# Is this matrix diagonalizable?

1. Jan 25, 2006

### stunner5000pt

is htis matrix diagonalizable?
$$\left( \begin{array}{ccc}4&0&0\\0&2&2\\2&3&1 \end{array} \right)$$
the characteristic polynomial is $$(x+1)(x-4)^2$$
whats worng with the multiplicity here?
the back of the book says dim(E4) =1 and here multiplicity is 2?

$$\left( \begin{array}{ccc}3&0&6\\0&-3&0\\5&0&2 \end{array} \right)$$
whose characteristic polynomial is $$(\lambda +3)^2 (\lambda -8) = C_{A} (x)$$
here the multiplicity of lambda = -3 is 2 and the [itex] dim(E_{-3}) = ??
what is the dimension of E (-3)??

2. Jan 25, 2006

### 0rthodontist

The dimension of the eigenspace of -3 is the number of independent eigenvectors you can find for the eigenvalue -3. This will be either 1 or 2 eigenvectors.

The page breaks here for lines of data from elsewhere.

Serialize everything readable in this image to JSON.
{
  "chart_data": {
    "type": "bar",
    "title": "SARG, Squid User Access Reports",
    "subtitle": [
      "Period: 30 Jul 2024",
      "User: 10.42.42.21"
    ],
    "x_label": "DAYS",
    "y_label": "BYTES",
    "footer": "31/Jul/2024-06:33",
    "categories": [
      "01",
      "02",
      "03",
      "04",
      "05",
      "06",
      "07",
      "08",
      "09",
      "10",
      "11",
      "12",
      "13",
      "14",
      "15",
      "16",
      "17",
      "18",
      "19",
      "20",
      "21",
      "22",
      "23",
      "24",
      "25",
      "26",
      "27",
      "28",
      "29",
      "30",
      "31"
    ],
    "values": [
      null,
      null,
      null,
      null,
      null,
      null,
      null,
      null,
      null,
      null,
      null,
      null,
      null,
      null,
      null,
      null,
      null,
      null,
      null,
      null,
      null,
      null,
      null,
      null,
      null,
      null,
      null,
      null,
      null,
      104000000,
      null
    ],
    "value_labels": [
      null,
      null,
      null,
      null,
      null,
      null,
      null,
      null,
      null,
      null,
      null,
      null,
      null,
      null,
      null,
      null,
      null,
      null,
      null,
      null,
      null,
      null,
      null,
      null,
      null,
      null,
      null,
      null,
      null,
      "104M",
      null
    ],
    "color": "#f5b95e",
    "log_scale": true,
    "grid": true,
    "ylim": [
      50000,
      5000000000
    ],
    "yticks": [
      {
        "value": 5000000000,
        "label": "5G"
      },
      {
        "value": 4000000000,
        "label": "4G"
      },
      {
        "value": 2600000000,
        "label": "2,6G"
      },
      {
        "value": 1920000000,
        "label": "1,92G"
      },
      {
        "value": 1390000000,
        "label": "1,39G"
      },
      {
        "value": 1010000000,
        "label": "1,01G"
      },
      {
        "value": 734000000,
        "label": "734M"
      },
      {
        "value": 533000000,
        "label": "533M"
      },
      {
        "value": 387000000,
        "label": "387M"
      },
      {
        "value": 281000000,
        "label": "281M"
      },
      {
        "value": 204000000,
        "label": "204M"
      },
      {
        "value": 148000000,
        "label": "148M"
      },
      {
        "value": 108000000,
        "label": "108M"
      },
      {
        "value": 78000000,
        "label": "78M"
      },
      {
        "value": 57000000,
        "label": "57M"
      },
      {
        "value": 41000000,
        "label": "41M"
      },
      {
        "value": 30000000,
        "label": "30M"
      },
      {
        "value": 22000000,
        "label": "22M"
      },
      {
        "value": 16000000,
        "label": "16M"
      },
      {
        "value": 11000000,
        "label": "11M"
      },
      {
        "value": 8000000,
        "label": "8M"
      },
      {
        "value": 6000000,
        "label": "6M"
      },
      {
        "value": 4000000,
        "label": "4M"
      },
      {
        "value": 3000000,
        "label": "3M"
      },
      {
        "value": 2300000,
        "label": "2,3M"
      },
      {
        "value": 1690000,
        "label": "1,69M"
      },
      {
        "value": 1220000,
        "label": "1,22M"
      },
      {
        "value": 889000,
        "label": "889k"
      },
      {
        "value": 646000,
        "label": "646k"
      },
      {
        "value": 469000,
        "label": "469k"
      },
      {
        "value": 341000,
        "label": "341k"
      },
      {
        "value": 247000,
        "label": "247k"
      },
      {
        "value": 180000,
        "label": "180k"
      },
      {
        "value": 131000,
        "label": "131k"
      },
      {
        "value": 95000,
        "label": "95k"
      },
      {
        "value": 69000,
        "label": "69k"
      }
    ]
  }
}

To find them, row reduce (A - (-3)I)x = 0.

3. Jan 26, 2006

### TD

There's a difference between the algebraic multiplicity (AM, which is the multiplicity of the root in the characteristic polynomial) and the geometric multiplicity (GM, which is the dimension of the eigenspace belonging to that eigenvalue, so the number of linearly independant eigenvectors).
When AM > GM for a certain eigenvalue (GM > AM isn't possible), then the matrix is not diagonalizable since you won't have enough linearly independant eigenvectors.